The Salzburg Festival celebrates the bicentenary of Verdi's birth with three of his operas: Don Carlo is one of them – the longest, the most revised, and undoubtedly one of the most beautiful.
For the 2013 festival, Don Carlo is performed in Italian and without the ballet. The passages cut shortly before the first performance in 1867 are also heard, for example the prelude opening the opera with the chorus of woodcutters and their families: an impressive portrayal of the French people's dire situation, caused by winter and the war with Spain.
Keeping the Fontainebleau act makes the preconditions of successive events obvious, and the psychological development of Elisabetta di Valois and Don Carlo – as the protagonists are called in the Italian version – becomes far more compelling.
Don Carlo deals with many issues: the complexities of human relations, individual freedoms and awkward communication between father and son.
Antonio Pappano, conductor, told euronews: "In Don Carlo, you have very particular colours, you have the use of the low violin sound, the G string is used quite a lot, just at the very beginning and the combination of the cellos, and the basses together, fused with the bassoons; add to that the horns, and then add to that the trombones, and you have a very somber tonal picture."

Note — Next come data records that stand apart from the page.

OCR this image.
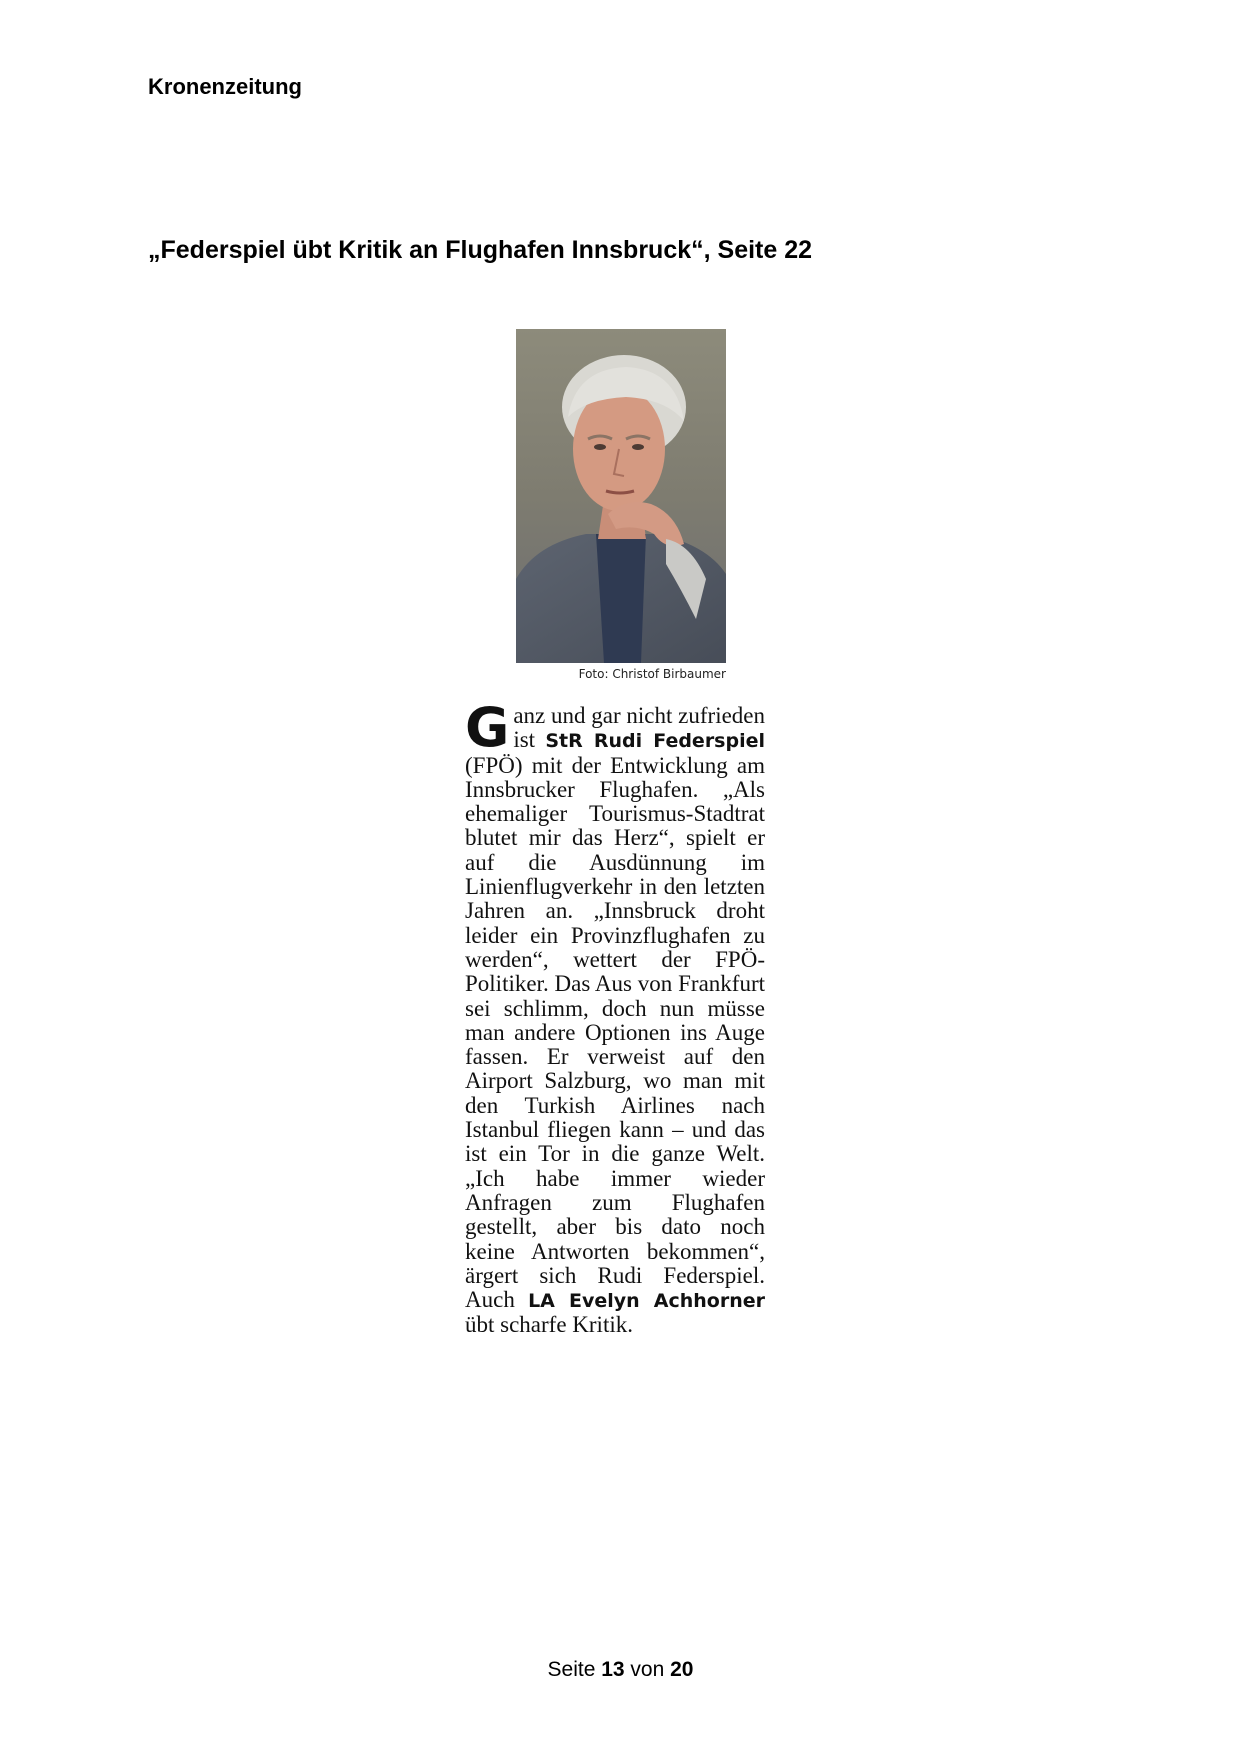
Kronenzeitung
„Federspiel übt Kritik an Flughafen Innsbruck“, Seite 22
Foto: Christof Birbaumer
Ganz und gar nicht zufrieden ist StR Rudi Federspiel (FPÖ) mit der Entwicklung am Innsbrucker Flughafen. „Als ehemaliger Tourismus-Stadtrat blutet mir das Herz“, spielt er auf die Ausdünnung im Linienflugverkehr in den letzten Jahren an. „Innsbruck droht leider ein Provinzflughafen zu werden“, wettert der FPÖ-Politiker. Das Aus von Frankfurt sei schlimm, doch nun müsse man andere Optionen ins Auge fassen. Er verweist auf den Airport Salzburg, wo man mit den Turkish Airlines nach Istanbul fliegen kann – und das ist ein Tor in die ganze Welt. „Ich habe immer wieder Anfragen zum Flughafen gestellt, aber bis dato noch keine Antworten bekommen“, ärgert sich Rudi Federspiel. Auch LA Evelyn Achhorner übt scharfe Kritik.
Seite 13 von 20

Speaking about how the opera develops creatively, Pappano said: "What one remembers is the colour from Act IV to the end, because there, somehow, everything becomes concentrated and focused, and we get into the meat of the drama, the private side of the king's life."
Tormented, vulnerable, passionate Don Carlo, the son of King Philip of Spain, whose father takes his fiancée away to becomes the Queen, has the voice and looks of Jonas Kaufmann, who is considered to be the tenor of today.
Jonas Kaufmann described his character to euronews: "I think this Don Carlo is so much on and off. I mean, he's always jumping back and forth between different ways of thinking. When you think of the duet in the second act, when he comes in and starts very soft and calm, and then suddenly breaks out, really, he's trying to stick to the rules and the conventions, and then, next moment, has to surrender again to his feelings for her."
Kaufmann continued: "As soon as Elisabetta is close by he just [acts]… Again, [Don Carlo] a very easy character to find a lot of different things in it; to organise it, and to bring it all to one line, that's another story."
A sensational cast made this production utterly prestigious, with this music conveyed by Maestro Pappano's talent and exquisite musicality. Singers include Matti Salminen (Filippo II), Jonas Kaufmann (Don Carlo), Anja Harteros (Elisabetta di Valois), Thomas Hampson (Rodrigo, Marchese di Posa), Ekaterina Semenchuk (La Principessa Eboli), Eric Halfvarson (Il Grande Inquisitore), Robert Lloyd (Un frate), Maria Celeng (Tebaldo), Sen Guo (Una voce dal cielo), Benjamin Bernheim (Il Conte di Lerma/Un araldo reale) and Participants of the YSP (Sei deputati fiamminghi).